Peu à peu on a commencé à avoir des images si précises des petits à naître qu'ils sont déjà presque là avant leur premier souffle. Par ailleurs la médecine a fait de telles avancées qu'on peut maintenir des corps très longtemps en vie dans des états végétatifs dont on ne sait vraiment de quels côtés ils sont.
Les voix, l'article en donne un exemple, sont désormais prolongeables. 
Lors d'un concert virtuel-réel du groupe Abba, j'ai pu constater combien on peut désormais donner l'illusion d'une présence telle qu'elle était à partir de celle qu'elle est devenue. 
Si la planète n'est pas bousillée avant, d'ici à une douzaine d'années nos chers disparus pourront revenir nous tenir compagnie. Et pas sous forme de zombies.

Ça coûtera cher.

Je me souviens d'un temps, celui de la génération de mes arrières arrières grands parents où d'un défunt, fors personne d'auguste lignée avec peintre officiel, après son décès il ne restait plus de trace de son image, ni de sa voix ; tout au plus ses outils, quelques objets. Puis on a pu conserver des traces photographiques. Des enregistrements audio (sur supports pour phonographes, plus tard bandes magnétiques puis cassettes, fichiers numériques désormais). Des films (Ah nos vieux super-8 !). 
Bientôt les plus aisés d'entre nous ne quitteront pas ce monde sans avoir préparé leur répliquant de réalité augmentée.

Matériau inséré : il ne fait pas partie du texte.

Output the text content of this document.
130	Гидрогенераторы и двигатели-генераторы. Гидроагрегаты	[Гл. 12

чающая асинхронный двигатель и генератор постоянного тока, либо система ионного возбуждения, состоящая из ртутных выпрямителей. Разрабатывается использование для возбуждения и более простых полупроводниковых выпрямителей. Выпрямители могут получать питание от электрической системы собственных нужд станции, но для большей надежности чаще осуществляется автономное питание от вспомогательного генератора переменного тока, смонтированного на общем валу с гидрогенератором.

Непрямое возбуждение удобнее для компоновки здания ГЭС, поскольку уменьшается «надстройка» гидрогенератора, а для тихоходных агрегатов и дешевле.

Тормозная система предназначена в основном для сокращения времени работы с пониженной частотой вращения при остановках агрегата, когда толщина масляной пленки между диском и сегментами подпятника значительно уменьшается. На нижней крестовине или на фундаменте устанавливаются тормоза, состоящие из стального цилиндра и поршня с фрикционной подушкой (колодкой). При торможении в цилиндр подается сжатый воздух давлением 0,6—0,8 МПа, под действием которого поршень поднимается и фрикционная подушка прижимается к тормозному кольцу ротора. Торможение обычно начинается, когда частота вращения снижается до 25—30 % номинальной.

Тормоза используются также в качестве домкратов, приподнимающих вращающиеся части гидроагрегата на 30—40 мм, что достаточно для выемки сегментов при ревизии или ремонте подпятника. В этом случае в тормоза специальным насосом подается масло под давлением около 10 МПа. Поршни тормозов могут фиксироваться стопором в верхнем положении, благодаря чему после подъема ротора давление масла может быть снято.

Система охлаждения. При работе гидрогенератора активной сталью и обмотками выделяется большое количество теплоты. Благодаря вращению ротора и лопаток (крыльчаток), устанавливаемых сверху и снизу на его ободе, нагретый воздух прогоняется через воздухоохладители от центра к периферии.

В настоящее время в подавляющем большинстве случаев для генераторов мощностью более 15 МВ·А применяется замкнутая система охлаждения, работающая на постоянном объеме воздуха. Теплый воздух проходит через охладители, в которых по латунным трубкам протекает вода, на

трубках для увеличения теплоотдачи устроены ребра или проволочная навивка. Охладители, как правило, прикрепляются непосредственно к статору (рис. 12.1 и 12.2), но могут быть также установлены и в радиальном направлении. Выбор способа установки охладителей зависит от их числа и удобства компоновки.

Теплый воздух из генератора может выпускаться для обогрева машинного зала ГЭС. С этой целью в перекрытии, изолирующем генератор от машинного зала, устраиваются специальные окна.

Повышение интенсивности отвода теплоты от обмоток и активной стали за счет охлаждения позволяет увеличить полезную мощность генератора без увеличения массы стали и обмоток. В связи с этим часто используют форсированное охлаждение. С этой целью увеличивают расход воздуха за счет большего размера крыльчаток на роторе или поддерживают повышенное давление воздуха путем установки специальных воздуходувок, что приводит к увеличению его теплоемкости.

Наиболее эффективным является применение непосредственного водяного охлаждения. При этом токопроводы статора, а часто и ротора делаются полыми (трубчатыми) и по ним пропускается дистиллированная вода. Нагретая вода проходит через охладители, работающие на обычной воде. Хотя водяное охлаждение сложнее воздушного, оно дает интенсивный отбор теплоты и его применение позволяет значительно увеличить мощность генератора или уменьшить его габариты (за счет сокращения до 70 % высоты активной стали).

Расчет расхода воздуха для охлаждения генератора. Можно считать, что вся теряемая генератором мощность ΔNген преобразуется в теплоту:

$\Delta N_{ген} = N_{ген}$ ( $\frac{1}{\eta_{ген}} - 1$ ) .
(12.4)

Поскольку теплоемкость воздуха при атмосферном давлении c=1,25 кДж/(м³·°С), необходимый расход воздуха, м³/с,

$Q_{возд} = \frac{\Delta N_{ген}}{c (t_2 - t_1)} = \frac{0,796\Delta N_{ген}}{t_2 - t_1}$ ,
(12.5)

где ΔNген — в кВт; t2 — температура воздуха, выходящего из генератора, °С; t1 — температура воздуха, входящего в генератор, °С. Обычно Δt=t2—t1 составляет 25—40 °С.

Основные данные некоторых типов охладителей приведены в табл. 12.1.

Si la bonne santé m'est donnée sur la durée et des circonstances extérieures pas trop insoutenables, j'avoue que je serais curieuse de voir un peu la suite. Même en n'étant pas dupe que le pire va forcément s'inviter auprès du meilleur qu'ouvriront ces possibilités.


Le bon des réseaux (même ceux avec un patron qui déglingue son jouet)


    Le temps d'être libérée du boulot, de rentrer du boulot, de rejoindre Le Joueur de Pétanque un bref moment sur son lieu favori, de prendre une douche, dîner, vaquer à deux brèves occupations domestiques, j'arrive devant l'ordi avec un temps de flâner sur les réseaux sociaux, prendre des nouvelles des amies, et de quelques potes précis, il est 23:00 bien tassées. J'arrive donc pour apprendre que quelqu'un que je ne suivais pas régulièrement mais seulement au travers de ses échanges avec d'autres que je suivais, était tombée au fond du trou dans la journée et avait été tirée d'affaires dans l'immédiat par la solidarité des internautes qui avaient lu son message d'au secours.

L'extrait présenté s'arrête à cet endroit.